Ariga provides software engineering teams with the fastest and safest way to manage database schema changes. With our platform:

  • Software developers do not need to worry about planning safe changes to the database schema. By using a simple data definition language, developers declare the desired schema of their database and our engine plans and applies the changes for them.
  • Teams can define and enforce change policies during continuous integration to prevent dangerous changes way before they happen.
  • Operators can deploy schema changes to production with peace of mind as dangerous changes are verified and simulated against real production data.

Database Runtime Access

Ariga was founded by the creators of Ent, a Linux Foundation-backed project beloved by software engineers in companies of various sizes and industries, from top firms to small startups.

Ent is an entity framework that provides application developers with robust, privacy-aware APIs for managing data, reducing 90% of repetitive code by generating efficient and fast GraphQL, REST, or gRPC servers. Ent users value it for its exceptional development experience and time-saving capabilities, often returning to it as a tool of choice for new projects.

Even though we actively engaged in our open-source communities, providing assistance on a daily basis to many users on our GitHub, Discord, and Slack channels, we've learned that some companies need additional support beyond the standard open-source options to thrive.

To address the needs of these organizations, we are launching our Ent-erprise Support program.
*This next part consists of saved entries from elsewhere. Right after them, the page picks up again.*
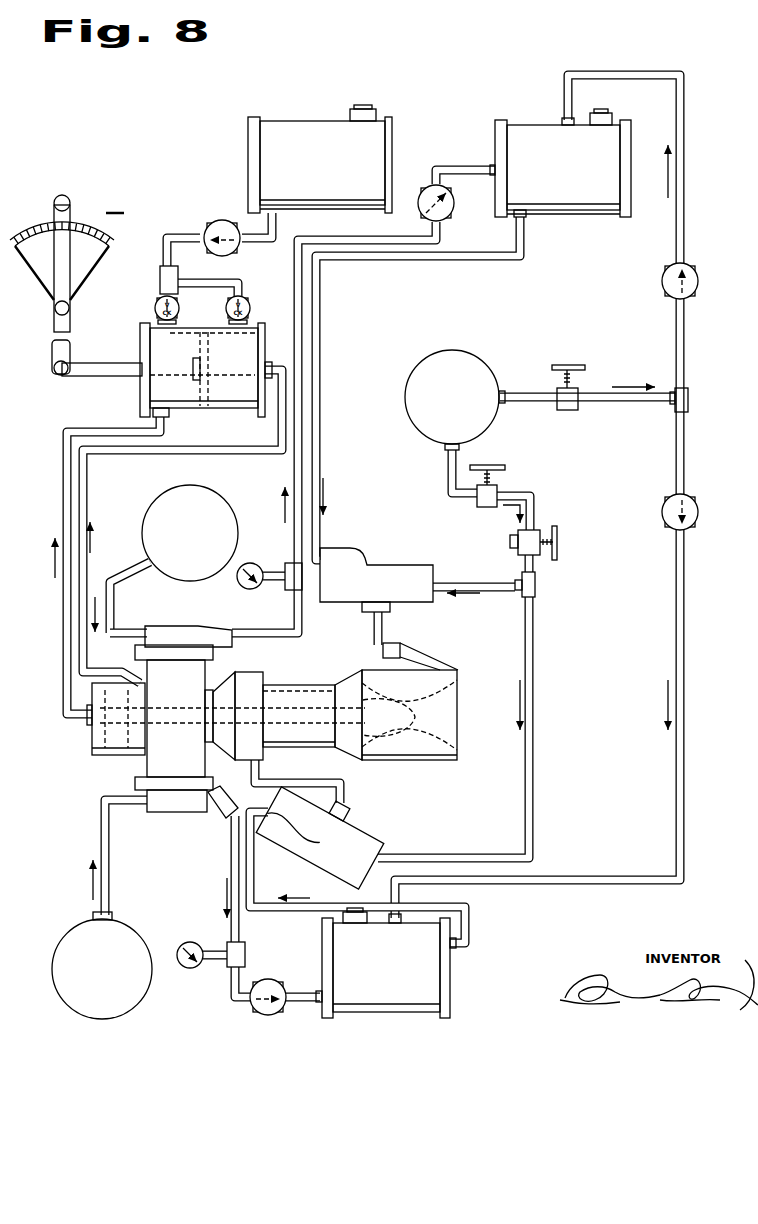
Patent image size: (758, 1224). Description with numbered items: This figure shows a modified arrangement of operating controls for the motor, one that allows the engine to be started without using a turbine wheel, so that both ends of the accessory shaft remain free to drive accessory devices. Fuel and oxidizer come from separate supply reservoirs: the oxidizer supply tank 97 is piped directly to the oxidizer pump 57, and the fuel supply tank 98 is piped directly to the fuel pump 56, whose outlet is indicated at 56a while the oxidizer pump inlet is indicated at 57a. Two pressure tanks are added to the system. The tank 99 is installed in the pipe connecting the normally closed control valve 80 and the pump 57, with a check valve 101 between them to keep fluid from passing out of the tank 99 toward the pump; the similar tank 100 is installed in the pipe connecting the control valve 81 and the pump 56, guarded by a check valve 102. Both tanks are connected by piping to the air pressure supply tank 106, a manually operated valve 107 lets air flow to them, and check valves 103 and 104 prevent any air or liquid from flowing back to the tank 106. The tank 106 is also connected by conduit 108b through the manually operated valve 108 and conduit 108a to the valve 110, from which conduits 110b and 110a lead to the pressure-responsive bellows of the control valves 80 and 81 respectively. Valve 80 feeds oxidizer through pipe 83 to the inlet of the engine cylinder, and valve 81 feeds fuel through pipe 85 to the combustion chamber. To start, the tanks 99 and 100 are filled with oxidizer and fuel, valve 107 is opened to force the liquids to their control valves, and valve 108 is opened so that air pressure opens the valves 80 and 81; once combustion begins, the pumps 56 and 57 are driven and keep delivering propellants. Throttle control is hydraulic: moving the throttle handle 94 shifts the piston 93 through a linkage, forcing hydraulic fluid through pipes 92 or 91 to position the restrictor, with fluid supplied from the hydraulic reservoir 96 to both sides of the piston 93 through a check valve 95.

The fuel pump 56 is at (166, 813).
The fuel pump outlet 56a is at (206, 815).
The oxidizer pump 57 is at (182, 627).
The oxidizer pump inlet 57a is at (154, 626).
The control valve 80 is at (403, 570).
The control valve 81 is at (366, 845).
The pipe 83 is at (384, 628).
The pipe 85 is at (352, 797).
The pipe 91 is at (218, 445).
The pipe 92 is at (87, 430).
The piston 93 is at (203, 333).
The throttle handle 94 is at (68, 278).
The check valve 95 is at (222, 221).
The hydraulic fluid reservoir 96 is at (311, 108).
The oxidizer supply reservoir 97 is at (160, 497).
The fuel supply reservoir 98 is at (138, 952).
The pressure tank 99 is at (516, 130).
The pressure tank 100 is at (374, 1004).
The check valve 101 is at (418, 188).
The check valve 102 is at (250, 1004).
The check valve 103 is at (699, 279).
The check valve 104 is at (697, 515).
The air pressure supply tank 106 is at (447, 352).
The manually operated valve 107 is at (566, 412).
The manually operated valve 108 is at (484, 510).
The conduit 108a is at (535, 506).
The conduit 108b is at (450, 479).
The valve 110 is at (558, 543).
The conduit 110a is at (534, 682).
The conduit 110b is at (507, 590).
Besides the dedicated support, our aim for this pillar is to solve performance, privacy, and runtime issues that reduce time and effort from engineers and allow them to move much faster.

Some of the problems we address involve multi-tenancy, performance enhancements, secure database access, and improved GraphQL/REST layers that automatically connect to Ent and Atlas. These components are seamlessly integrated not only with Ent but also with other frameworks, making them suitable for a broad range of companies.

Our Mission Statement

In conclusion, Ariga's mission focuses on empowering businesses through integrated database management solutions that span the entire product lifecycle. Our technology ranges from the initial stages of the data definition to ongoing database change management, and during data access at application runtime.

Using our expertise in these areas and commitment to the open-source, we aim to revolutionize the way companies manage their database schemas, allowing them to respond quickly to customer demands and market changes while maintaining high-quality and stable infrastructure.